The federal court with jurisdiction over Michigan employers recently reaffirmed that refusing to allow a pregnant employee to work due to concerns that the work will jeopardize the health of the employee’s unborn child is unlawful pregnancy discrimination. The U.S. Court of Appeals for the Sixth Circuit explained that if a pregnant employee is able to work, with or without restrictions, employers may not force her to take leave. Separately, the court also held that the employer could not be sued under the Family and Medical Leave Act for requiring the pregnant employee to use her medical leave during the pregnancy, even though the employee intended to use the leave to take care of her newborn because the employee quit before requesting post-partum leave.
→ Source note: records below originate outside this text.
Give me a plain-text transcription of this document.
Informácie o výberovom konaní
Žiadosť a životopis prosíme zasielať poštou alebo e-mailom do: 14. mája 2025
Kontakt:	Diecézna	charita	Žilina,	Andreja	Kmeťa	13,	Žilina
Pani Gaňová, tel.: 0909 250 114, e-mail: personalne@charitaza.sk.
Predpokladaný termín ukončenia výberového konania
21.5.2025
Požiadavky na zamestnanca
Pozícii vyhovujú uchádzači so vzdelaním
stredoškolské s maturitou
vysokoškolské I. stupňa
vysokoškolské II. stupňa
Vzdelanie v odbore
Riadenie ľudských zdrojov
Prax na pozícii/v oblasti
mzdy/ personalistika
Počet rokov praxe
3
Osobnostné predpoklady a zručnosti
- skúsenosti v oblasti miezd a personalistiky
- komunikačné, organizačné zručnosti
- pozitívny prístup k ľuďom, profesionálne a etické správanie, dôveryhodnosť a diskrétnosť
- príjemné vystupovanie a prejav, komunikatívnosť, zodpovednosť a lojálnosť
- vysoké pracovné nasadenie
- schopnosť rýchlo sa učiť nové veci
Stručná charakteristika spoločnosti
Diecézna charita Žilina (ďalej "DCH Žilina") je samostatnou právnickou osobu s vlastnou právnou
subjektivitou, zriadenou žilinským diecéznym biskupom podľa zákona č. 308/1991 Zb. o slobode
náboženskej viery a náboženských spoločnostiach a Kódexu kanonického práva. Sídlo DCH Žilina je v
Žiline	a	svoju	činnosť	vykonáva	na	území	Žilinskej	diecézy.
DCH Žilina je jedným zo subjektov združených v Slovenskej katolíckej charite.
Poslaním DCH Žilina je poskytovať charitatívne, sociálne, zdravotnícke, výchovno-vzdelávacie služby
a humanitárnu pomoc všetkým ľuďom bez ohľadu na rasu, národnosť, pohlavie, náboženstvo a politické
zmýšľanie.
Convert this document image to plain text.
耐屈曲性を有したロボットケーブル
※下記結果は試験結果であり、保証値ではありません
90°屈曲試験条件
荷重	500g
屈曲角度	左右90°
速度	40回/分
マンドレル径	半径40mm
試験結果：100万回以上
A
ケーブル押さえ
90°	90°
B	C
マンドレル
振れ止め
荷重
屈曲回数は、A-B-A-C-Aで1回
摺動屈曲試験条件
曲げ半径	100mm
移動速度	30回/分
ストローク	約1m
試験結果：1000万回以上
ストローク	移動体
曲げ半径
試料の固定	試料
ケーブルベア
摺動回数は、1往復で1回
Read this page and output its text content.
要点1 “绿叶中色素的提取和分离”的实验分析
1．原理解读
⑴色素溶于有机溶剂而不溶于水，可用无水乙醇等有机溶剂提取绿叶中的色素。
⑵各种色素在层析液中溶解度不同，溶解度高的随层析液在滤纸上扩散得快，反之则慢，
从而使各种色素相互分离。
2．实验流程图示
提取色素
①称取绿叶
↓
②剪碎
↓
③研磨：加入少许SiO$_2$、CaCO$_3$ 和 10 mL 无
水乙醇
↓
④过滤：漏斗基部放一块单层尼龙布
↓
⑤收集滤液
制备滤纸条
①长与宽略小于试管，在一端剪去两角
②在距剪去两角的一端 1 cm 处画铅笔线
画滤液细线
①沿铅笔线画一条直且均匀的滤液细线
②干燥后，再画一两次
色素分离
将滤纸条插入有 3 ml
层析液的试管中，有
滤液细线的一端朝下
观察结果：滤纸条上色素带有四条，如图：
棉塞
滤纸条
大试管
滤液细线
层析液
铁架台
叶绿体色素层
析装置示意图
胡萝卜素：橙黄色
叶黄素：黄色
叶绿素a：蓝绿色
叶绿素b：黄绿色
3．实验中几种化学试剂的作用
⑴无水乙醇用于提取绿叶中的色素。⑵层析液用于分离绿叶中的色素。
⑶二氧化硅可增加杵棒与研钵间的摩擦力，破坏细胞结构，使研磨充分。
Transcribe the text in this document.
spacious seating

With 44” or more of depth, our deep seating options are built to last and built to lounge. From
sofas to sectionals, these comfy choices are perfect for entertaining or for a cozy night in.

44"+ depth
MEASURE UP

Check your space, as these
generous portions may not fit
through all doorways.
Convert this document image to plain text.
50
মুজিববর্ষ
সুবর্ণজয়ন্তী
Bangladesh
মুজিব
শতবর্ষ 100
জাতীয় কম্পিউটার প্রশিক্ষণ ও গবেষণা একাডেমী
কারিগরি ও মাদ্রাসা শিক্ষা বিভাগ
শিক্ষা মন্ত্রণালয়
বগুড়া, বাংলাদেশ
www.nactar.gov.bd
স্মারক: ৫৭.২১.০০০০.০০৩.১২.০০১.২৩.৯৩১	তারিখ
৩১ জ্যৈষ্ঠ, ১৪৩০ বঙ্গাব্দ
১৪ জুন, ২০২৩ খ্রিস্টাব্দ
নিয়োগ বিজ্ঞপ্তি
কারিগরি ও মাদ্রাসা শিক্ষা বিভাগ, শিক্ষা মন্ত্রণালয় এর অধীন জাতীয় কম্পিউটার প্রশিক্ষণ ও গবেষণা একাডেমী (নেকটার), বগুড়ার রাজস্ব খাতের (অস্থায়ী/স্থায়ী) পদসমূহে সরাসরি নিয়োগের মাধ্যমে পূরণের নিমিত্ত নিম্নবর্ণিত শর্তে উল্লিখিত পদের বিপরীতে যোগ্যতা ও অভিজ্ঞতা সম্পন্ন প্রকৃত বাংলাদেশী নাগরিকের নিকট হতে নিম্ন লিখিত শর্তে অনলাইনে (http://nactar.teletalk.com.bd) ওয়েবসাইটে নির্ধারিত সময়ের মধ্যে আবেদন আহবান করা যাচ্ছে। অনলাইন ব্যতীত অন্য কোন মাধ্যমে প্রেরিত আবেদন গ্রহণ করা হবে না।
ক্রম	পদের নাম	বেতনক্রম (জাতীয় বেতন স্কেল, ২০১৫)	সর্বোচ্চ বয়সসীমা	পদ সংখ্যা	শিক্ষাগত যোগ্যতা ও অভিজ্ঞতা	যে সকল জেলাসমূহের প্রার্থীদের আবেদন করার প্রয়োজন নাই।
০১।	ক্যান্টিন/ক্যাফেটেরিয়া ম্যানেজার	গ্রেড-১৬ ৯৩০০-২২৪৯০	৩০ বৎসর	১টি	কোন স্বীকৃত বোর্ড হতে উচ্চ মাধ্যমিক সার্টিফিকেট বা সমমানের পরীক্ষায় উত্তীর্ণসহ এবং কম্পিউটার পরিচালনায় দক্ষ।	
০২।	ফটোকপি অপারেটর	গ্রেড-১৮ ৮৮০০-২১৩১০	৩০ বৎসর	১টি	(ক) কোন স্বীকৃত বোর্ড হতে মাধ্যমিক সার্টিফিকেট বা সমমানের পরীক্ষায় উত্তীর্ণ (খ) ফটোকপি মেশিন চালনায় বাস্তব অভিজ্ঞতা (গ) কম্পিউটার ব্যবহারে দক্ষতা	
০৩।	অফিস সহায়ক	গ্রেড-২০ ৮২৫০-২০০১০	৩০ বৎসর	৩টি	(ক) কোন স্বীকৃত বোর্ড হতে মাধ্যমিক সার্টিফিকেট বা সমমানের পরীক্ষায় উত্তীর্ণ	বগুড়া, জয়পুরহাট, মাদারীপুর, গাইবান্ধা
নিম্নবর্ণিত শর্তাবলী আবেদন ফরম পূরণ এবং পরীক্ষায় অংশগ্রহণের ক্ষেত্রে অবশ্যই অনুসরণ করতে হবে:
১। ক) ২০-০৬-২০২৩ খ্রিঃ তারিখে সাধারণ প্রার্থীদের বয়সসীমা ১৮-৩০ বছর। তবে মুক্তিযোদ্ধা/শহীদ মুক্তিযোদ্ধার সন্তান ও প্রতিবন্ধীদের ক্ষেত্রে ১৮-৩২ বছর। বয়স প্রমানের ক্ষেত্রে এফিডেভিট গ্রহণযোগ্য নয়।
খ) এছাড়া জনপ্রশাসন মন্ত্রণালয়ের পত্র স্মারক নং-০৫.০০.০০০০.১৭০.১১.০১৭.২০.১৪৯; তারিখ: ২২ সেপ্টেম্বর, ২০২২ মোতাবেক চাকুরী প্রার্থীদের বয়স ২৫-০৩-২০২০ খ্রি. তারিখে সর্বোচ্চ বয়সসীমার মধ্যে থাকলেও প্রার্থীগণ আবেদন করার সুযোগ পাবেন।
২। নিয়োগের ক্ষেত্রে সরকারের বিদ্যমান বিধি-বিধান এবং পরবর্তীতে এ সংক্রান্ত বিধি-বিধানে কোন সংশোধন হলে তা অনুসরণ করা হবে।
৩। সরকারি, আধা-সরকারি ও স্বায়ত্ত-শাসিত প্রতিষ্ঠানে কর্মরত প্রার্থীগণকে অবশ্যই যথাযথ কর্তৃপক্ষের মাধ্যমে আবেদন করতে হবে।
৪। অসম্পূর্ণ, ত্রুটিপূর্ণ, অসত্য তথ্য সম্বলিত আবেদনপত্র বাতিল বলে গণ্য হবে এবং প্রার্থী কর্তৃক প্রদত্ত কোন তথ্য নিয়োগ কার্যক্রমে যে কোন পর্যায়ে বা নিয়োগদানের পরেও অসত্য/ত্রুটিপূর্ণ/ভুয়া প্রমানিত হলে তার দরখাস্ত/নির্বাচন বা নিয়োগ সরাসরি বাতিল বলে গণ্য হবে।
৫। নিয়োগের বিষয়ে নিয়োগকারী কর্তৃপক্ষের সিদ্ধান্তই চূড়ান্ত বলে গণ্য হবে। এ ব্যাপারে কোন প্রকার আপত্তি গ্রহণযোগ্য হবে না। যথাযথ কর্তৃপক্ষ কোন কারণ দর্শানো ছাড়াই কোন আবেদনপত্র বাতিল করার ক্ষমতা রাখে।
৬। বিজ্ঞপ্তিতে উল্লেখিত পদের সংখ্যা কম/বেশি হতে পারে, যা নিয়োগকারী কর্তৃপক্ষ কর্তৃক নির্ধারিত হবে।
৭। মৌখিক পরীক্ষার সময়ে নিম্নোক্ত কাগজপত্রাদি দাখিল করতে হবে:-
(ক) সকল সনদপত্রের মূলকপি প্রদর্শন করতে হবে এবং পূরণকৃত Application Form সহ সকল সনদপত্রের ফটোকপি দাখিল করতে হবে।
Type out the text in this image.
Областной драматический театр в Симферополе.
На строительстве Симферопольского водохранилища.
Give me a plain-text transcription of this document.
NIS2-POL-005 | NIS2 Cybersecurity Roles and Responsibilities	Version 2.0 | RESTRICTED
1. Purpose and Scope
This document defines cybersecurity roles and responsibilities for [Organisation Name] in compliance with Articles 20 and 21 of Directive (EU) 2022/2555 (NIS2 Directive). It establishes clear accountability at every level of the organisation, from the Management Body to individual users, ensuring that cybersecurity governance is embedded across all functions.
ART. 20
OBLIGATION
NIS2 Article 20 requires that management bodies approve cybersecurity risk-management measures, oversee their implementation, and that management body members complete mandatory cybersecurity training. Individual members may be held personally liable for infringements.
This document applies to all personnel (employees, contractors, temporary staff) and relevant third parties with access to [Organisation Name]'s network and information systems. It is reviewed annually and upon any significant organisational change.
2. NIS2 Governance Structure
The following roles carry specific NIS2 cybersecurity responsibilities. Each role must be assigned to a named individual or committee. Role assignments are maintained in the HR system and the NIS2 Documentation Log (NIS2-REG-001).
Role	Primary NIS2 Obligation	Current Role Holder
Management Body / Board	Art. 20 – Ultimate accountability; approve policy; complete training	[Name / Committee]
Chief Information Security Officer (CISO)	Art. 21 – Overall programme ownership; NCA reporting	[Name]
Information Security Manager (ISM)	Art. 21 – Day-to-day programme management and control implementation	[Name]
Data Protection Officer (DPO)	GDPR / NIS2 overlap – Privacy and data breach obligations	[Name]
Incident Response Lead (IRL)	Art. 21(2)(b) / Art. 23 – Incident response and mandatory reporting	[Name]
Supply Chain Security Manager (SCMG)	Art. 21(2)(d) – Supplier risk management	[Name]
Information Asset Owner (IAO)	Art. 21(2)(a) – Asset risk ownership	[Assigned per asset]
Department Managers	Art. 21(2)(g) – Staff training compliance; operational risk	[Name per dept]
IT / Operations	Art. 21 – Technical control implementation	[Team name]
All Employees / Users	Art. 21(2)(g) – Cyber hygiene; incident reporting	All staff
An employee cannot validly claim that an employer interfered with the employee’s FMLA rights by requiring the employee to take leave unless the use of leave results in the employer denying leave to the employee in the future.

AOL’s CEO Gets a Lesson in Communications 101

AOL recently revised its matching retirement plan contribution to require that employees be employed at the end of the year to receive the matching contribution – rather than making the match each payroll period. That was perfectly legal. Unfortunately, AOL’s CEO blamed rising health care costs (specifically two distressed pregnancies) as the reason for the change. After being labelled a villain by the media and receiving massive backlash from employees, AOL reversed its position and resumed making the matching contribution each payroll period. Changing benefits or employment policies requires legal compliance, but employee relations and communications are critical to ensuring the changes are successfully implemented.

Employer Responsibility Regulations Provide Temporary Delay for Mid-Sized Employers 

Employers with 50-99 full-time employees will not have to comply with the employer responsibility requirements until plan years beginning in 2016. An employer may not purposefully reduce the size of its workforce in order to qualify for this transitional relief, must continue to provide health benefits already in place as of February 9, 2014, and must certify that it meets these requirements on a form still under development. If your company qualifies for this delay, your plan will have to offer coverage to at least 95 percent of your company’s full-time workers (those who average 30 hours or more of service per week) beginning on the first day of the plan year that starts on or after January 1, 2016.

Limited Relief for Large Employers under Employer Responsibility Regulations

If your company employs 100 or more full-time equivalent workers, you remain subject to the employer responsibility requirements starting January 1, 2015, but you do get some limited relief. For plan years starting in 2015, your company will not be subject to the 4980H(a) penalty for failure to offer coverage as long as your health plan offers coverage to at least 70 percent of your full-time workers. But keep in mind that each full-time employee who is not offered coverage will be eligible for subsidized coverage through the Exchange — and your company will have to pay a $3,000 penalty for each such worker who actually qualifies for subsidized coverage.